Sir David Walker has defended his report on disclosure and transparency in private equity to the UK Treasury Select Committee. He said firms will “all commit to it” or attract “the wrath” of the committee and of parliament.
Sir David Walker
A member of the committee, MP Sion Simon said Walker’s recommendation firms submit attribution analysis anonymously provided private equity firms with “a cloak of anonymity”. This was in contrast to his original proposal, which asked for firms to provide performance data individually.
Walker said attribution analysis was important. He said if the proposals were introduced on an individual basis immediately this would produce a “perverse incentive” as firms may decide to “cook the books and fiddle the figures”.
Once a template had been established Sir Mike Rake’s committee set up to vet compliance with the proposals could choose to extend attribution analysis on an individual basis within a year, he said. But until the template is established “we won’t know the economic impact of private equity”.
Walker said hostility to the industry is generated by an “inadequacy of understanding of the way private equity works” and correct data would probably serve to mellow reactions to private equity.
The main sanction provided by the Walker report is exclusion from membership of the BVCA.
When questioned which major private equity firms were not in the BVCA and therefore would not fall under the guidelines, Walker pointed to his alma mater, Morgan Stanley, where he was chairman.

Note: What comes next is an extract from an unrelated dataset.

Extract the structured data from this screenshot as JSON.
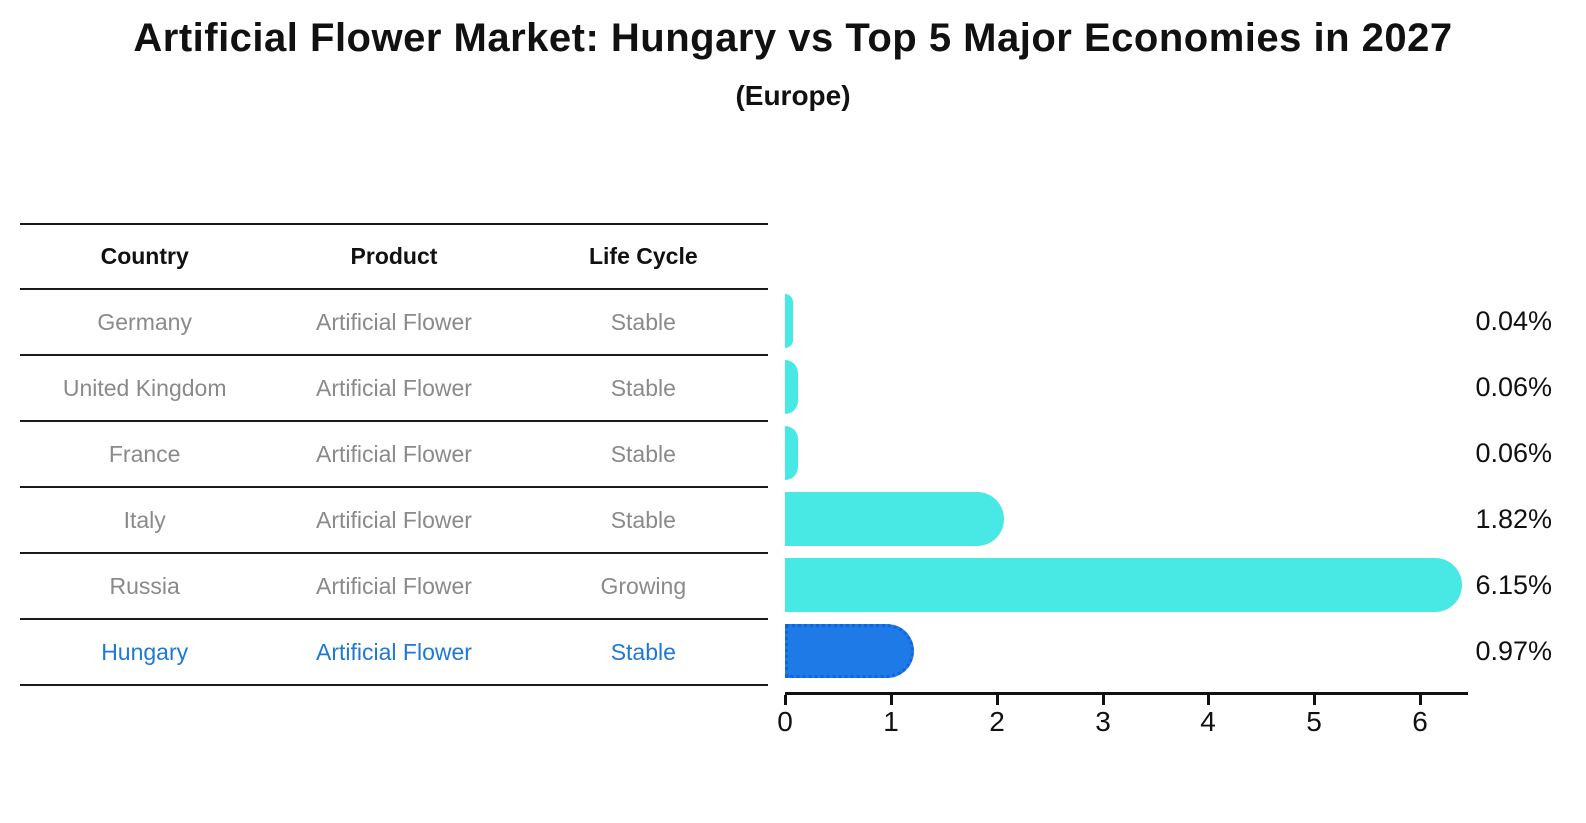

However, Walker said: “You can rest assured Morgan Stanley is about to become a member of the BVCA.”
Walker also reiterated that sovereign wealth funds could be persuaded to enter a private equity-like category, if they decide to operate in the UK. The Qatar Investment Authority has already volunteered to comply with the Walker proposals having attempted a bid for UK supermarket Sainsbury’s via its investment vehicle Three Delta.
Walker also suggested the companies of UK businessman such as Robert Tchenguiz and Richard Branson should fall under the proposals. He said Branson’s bid for troubled UK bank Northern Rock was “private equity-like”.
The Committee chairman John McFall, who has been an outspoken critic of the Walker report, criticised it again for several aspects including its “silence on taxation”; its “vagueness on communication with employees”; its “watered down” attribution analysis, while saying “it is uncertain” on how compliance will be enforced.
Walker said if tax evasion was carried out by private equity executives this was a matter for UK tax collector HM Revenues and Customs and he felt the UK parliament should not “legislate across the board”. He also said there were “powerful provisions in statute” to ensure private equity firms communicate with employees.